Les experts du climat jugent que l'Arctique pourrait être particulièrement menacée par le réchauffement des températures, avec la fonte attendue d'une grande partie des glaces et du permafrost. Si le sort de l'Antarctique est incertain, "les régions polaires sont de plus en plus considérées comme étant (...) extrêmement vulnérable au changement climatique actuel et prévisible", écrivent-ils. L'Europe sera aussi affectée, notamment dans les régions du sud, tandis que le nord sera un temps épargné. Les pays méditerranéens feront face à des risques accrus de sécheresse, de récoltes appauvris et de vagues de chaleur mortelles. Le nord de l'Europe connaîtra d'avantage d'inondations en hiver.

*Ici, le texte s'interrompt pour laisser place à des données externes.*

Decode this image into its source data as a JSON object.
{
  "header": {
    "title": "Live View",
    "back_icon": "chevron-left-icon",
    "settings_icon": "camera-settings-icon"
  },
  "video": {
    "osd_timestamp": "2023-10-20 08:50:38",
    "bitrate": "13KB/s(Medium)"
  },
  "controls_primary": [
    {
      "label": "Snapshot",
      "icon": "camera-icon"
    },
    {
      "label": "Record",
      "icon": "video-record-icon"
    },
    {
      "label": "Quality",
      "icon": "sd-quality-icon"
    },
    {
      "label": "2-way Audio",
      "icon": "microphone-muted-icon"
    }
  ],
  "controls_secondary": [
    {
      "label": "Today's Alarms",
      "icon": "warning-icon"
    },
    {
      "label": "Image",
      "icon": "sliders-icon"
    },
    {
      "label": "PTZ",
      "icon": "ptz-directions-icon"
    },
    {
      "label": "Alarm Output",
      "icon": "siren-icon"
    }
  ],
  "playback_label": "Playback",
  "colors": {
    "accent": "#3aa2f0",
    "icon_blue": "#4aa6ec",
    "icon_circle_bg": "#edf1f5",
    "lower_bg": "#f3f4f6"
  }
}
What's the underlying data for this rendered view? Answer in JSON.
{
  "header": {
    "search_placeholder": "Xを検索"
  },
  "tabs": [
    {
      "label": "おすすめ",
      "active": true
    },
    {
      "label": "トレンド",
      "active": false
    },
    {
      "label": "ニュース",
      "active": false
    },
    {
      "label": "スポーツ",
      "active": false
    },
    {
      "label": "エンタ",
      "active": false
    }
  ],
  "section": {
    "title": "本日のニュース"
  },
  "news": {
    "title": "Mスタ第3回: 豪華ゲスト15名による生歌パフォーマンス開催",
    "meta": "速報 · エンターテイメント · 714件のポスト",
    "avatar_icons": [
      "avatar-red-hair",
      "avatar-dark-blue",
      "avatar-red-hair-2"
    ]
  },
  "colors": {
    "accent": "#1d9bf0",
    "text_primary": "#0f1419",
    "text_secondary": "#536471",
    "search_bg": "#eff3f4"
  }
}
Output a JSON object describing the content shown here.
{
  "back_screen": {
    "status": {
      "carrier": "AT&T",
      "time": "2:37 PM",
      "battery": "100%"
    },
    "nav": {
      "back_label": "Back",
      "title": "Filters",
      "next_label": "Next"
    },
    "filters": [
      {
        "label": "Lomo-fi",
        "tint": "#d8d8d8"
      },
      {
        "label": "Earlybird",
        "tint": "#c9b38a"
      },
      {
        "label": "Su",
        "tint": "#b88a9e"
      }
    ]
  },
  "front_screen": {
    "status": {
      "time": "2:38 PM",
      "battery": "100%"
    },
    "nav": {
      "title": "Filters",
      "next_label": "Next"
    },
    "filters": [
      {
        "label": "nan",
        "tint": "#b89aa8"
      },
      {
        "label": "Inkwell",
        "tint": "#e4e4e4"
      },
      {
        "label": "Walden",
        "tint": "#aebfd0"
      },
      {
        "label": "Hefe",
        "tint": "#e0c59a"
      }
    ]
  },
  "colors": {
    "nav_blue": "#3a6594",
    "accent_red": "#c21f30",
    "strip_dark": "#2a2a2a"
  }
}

Le réchauffement climatique frappera l'Amérique du Nord sous la forme de vagues de chaleur éprouvantes dans les villes, et de tempêtes plus intenses, qui toucheront particulièrement les côtes, à l'instar de l'ouragan Katrina en 2005.
Enfin, selon les prévisions des experts, le réchauffement climatique menace de faire disparaître près de 30% des espèces végétales et animales si la hausse des températures dépasse 1,5 à 2,5° C. Ce seront les populations les plus pauvres, même des sociétés prospères, qui seront les plus vulnérables au changement climatique.